Objective: The purpose of this study is to investigate the physiological pulmonary perfusion pattern in different respiratory phases by calculating the normalized volume center of perfusion intensity.

Methods: Four nonsmoking volunteers underwent single photon emission computed tomography (SPECT) of maximum inspiration and expiration after the injection of Tc-99m-MAA in each respiratory phase at a week's interval. Quantitative analysis by calculating the normalized volume center of perfusion intensity was performed.

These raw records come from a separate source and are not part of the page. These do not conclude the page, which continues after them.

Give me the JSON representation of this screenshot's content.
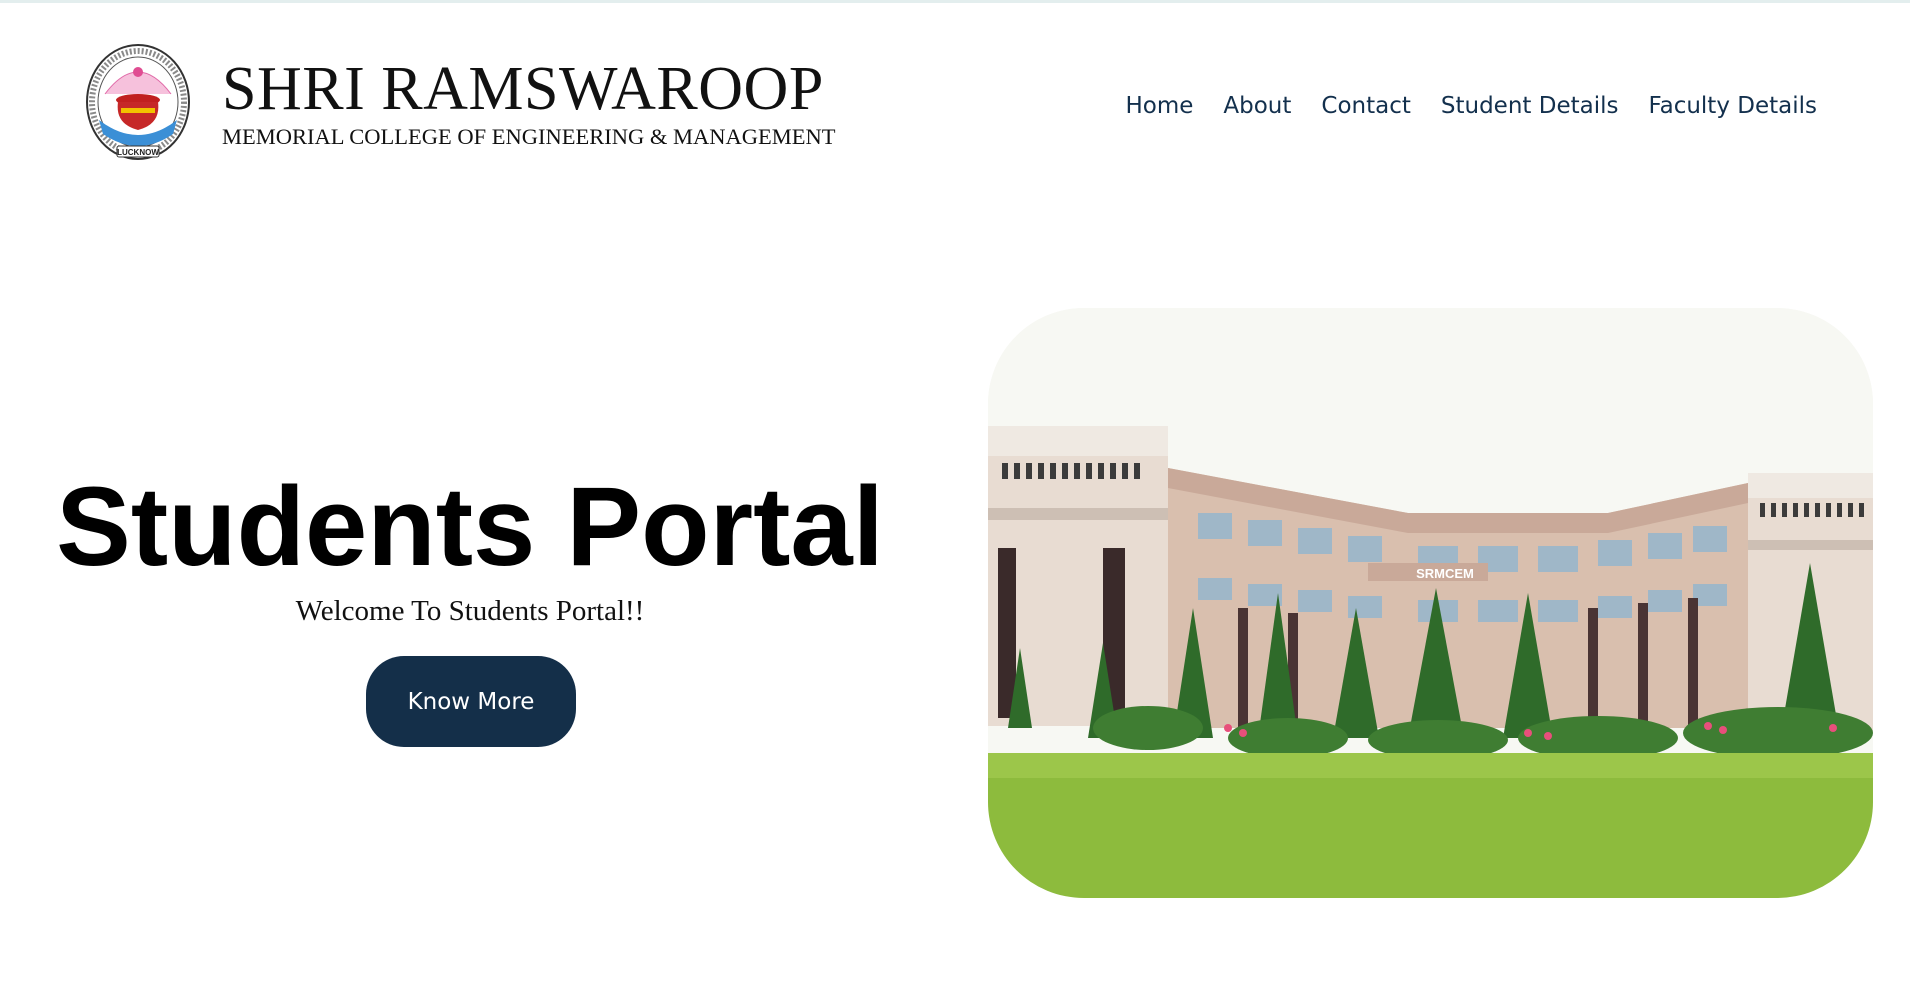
{
  "header": {
    "brand_title": "SHRI RAMSWAROOP",
    "brand_subtitle": "MEMORIAL COLLEGE OF ENGINEERING & MANAGEMENT",
    "logo_city": "LUCKNOW"
  },
  "nav": {
    "items": [
      {
        "label": "Home"
      },
      {
        "label": "About"
      },
      {
        "label": "Contact"
      },
      {
        "label": "Student Details"
      },
      {
        "label": "Faculty Details"
      }
    ]
  },
  "hero": {
    "title": "Students Portal",
    "subtitle": "Welcome To Students Portal!!",
    "button_label": "Know More",
    "image_sign": "SRMCEM"
  },
  "colors": {
    "nav_text": "#13304d",
    "button_bg": "#142f49",
    "lawn": "#8dbb3d",
    "building": "#d9bfae"
  }
}
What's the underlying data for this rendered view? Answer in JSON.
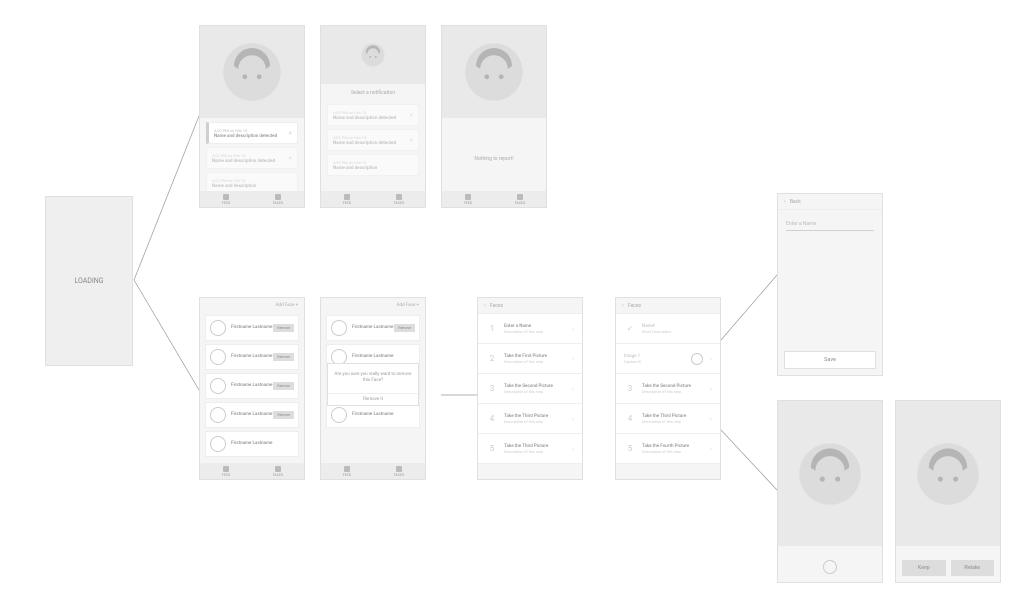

Results: Quantitative measurement of the normalized volume center of perfusion intensity showed that the percentage averages of ventrodorsal (Y) shift in maximum respiration were 16% (left) and 15% (right) in the upper part, 15% (left) and 14% (right) in the middle part, 17% (left) and 18% (right) in the lower part, 18% (left) and 16% (right) in each total lung. These readings indicated that the normalized center of pulmonary perfusion activity at maximum expiration moved in the ventral direction in contrast to that at maximum inspiration. In horizontal (X) and craniocaudal (Z) directions, the shift in the normalized center of pulmonary perfusion activity at maximum expiration indicated no agreement in movement direction.

Conclusion: The normalized center of the pulmonary perfusion activity in maximum expiration moved in the ventral direction compared to that in maximum inspiration. This phenomenon might be caused by the increase in physiological intrathoracic pressure and by a definite reserve of pulmonary perfusion.